Printable Starling Mask

printable starling mask for kids

Iridescent, noisy and one of nature's greatest collective performers - our printable starling mask celebrates one of Britain's most spectacular and underappreciated birds! The starling may not be flashy in isolation, but in a murmuration of thousands - wheeling and swirling as one perfect liquid mass - it becomes something truly breathtaking. Perfect for British birds school plays, garden wildlife classroom projects, World Book Day, birthday parties, and dazzlingly coordinated imaginative play.
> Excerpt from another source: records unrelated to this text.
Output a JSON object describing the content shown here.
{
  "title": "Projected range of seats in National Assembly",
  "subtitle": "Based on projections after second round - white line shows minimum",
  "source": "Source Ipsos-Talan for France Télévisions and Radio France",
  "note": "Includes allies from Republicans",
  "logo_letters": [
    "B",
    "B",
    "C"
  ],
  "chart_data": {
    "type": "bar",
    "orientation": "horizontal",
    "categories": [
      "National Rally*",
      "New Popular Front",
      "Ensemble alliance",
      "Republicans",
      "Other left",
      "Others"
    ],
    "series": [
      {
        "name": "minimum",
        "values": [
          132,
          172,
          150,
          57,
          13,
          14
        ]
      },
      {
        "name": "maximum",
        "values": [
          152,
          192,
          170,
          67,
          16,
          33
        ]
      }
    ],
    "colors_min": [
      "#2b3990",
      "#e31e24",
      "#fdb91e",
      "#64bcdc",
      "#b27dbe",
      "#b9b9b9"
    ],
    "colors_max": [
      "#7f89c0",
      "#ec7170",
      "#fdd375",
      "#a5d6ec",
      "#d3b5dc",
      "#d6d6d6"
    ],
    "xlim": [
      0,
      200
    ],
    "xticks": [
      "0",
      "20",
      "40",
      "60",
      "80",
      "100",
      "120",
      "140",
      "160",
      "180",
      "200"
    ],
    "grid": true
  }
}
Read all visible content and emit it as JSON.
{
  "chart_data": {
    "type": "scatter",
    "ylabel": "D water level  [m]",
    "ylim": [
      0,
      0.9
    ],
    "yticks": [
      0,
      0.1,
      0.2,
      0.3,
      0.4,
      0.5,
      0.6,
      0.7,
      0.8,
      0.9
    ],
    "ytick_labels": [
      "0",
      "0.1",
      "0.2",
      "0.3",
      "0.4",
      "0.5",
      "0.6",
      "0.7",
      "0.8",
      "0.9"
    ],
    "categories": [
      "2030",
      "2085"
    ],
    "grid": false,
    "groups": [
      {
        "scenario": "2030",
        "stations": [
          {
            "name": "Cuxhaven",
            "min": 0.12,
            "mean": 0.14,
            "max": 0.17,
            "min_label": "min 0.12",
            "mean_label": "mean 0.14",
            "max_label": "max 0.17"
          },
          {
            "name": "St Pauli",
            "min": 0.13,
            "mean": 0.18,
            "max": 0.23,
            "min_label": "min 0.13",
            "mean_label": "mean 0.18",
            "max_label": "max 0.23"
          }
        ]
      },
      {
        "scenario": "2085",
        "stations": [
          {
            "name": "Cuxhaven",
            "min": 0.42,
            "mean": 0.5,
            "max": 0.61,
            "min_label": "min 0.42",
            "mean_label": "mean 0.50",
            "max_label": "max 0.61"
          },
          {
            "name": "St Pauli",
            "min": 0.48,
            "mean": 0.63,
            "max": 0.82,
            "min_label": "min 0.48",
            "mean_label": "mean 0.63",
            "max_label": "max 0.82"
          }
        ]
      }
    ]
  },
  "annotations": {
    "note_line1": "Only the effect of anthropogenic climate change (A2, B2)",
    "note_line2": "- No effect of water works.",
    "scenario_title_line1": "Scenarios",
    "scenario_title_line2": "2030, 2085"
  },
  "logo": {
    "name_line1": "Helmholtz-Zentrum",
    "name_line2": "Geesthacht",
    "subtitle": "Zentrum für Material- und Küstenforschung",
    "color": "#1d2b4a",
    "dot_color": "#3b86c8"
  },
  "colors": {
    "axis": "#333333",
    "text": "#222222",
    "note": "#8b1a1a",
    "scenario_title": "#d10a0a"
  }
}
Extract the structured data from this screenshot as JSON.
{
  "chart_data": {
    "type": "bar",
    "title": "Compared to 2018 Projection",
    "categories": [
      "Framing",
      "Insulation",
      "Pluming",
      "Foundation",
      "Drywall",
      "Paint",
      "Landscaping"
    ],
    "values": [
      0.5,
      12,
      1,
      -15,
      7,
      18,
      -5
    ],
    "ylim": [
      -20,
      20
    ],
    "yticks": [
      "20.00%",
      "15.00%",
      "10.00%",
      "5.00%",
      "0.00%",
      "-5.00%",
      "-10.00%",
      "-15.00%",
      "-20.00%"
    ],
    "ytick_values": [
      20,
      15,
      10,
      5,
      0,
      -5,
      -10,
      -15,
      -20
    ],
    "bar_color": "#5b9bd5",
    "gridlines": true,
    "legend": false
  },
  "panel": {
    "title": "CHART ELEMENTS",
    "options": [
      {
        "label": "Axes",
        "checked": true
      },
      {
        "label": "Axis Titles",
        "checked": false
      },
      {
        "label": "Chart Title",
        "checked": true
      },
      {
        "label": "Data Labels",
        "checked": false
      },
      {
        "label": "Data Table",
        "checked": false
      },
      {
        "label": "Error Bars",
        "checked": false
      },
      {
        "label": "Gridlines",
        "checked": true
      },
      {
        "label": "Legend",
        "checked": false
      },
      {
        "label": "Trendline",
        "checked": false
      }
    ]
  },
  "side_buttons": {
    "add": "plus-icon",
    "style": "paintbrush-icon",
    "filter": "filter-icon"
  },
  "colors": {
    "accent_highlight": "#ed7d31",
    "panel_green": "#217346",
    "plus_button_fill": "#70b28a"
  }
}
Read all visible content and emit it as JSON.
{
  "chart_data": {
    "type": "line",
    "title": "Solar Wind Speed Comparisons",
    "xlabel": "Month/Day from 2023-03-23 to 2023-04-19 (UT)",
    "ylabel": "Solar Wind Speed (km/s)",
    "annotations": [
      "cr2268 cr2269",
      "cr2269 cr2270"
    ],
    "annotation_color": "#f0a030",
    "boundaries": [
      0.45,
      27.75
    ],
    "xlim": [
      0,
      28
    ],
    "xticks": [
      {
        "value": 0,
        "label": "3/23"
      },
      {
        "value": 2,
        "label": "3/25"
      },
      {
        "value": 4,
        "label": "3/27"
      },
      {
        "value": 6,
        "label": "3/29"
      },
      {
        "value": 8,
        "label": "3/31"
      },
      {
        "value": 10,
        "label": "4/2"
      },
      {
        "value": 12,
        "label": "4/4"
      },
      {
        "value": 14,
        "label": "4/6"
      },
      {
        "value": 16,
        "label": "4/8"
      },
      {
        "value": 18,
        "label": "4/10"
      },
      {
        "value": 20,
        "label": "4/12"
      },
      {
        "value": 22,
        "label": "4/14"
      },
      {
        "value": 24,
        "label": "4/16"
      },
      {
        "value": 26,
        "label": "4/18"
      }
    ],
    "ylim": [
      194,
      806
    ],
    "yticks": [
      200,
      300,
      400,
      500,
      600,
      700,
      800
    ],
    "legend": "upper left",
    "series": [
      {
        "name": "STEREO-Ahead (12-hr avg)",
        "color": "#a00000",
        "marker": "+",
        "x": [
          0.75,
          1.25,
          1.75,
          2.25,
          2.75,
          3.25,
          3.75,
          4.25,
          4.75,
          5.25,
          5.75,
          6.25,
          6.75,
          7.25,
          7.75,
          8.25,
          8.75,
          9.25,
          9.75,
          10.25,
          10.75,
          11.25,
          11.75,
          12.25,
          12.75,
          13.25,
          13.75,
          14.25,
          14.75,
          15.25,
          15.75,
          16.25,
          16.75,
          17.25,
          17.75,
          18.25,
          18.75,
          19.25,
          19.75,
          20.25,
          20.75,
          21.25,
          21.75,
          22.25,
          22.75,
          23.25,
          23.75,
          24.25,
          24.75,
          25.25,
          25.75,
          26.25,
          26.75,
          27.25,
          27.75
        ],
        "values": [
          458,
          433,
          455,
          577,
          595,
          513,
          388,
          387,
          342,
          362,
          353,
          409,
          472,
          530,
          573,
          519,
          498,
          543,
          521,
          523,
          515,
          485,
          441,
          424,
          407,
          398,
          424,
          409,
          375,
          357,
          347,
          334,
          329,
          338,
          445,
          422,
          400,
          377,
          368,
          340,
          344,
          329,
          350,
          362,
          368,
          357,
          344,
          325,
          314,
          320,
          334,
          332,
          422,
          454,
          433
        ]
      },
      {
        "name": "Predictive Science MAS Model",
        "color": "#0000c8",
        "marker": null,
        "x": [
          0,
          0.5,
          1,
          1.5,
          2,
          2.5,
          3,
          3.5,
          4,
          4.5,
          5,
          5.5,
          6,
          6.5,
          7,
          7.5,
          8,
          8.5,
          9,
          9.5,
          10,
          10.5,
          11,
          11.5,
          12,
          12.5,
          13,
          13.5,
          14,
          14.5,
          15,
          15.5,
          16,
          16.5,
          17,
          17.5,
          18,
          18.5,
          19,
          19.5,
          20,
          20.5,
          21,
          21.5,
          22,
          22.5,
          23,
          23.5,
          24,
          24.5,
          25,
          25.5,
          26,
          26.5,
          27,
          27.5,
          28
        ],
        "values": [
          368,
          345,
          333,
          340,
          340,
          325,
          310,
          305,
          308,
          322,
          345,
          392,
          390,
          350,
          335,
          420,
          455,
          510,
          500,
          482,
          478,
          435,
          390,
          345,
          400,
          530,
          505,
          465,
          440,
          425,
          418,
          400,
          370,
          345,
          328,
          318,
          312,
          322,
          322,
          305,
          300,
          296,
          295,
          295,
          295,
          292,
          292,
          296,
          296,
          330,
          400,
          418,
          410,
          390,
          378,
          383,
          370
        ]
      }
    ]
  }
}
The murmuration is one of the natural world's great spectacles and a brilliant hook for topics on collective behaviour, communication and the science of how thousands of birds can move as one without a leader giving instructions. Every mask comes with a full colour version AND a black and white line art version for colouring in.

5 Interesting Facts About Starlings!

  • Starling murmurations - those breathtaking swirling formations of thousands of birds - follow simple rules: each bird tracks and matches the movements of its seven nearest neighbours. No leader, no choreography, pure emergent complexity.
  • Starlings are extraordinary mimics - they can copy the calls of over 20 other bird species, as well as mechanical sounds, telephone ringtones and even fragments of human speech. Mozart kept a pet starling that could sing parts of his Piano Concerto in G major.
  • Their feathers are iridescent without containing any colour pigment - the green and purple sheen is produced by the microscopic structure of the feather, which diffracts light differently at different angles.
  • Starlings introduced to North America in 1890 now number over 200 million - all descended from 100 birds released in Central Park by a Shakespeare enthusiast who wanted America to have every bird mentioned in Shakespeare's plays.
  • They are one of Britain's fastest-declining bird species - the UK population has fallen by over 80% since the 1970s due to loss of rough grassland for foraging. They are now on the red list of birds of conservation concern.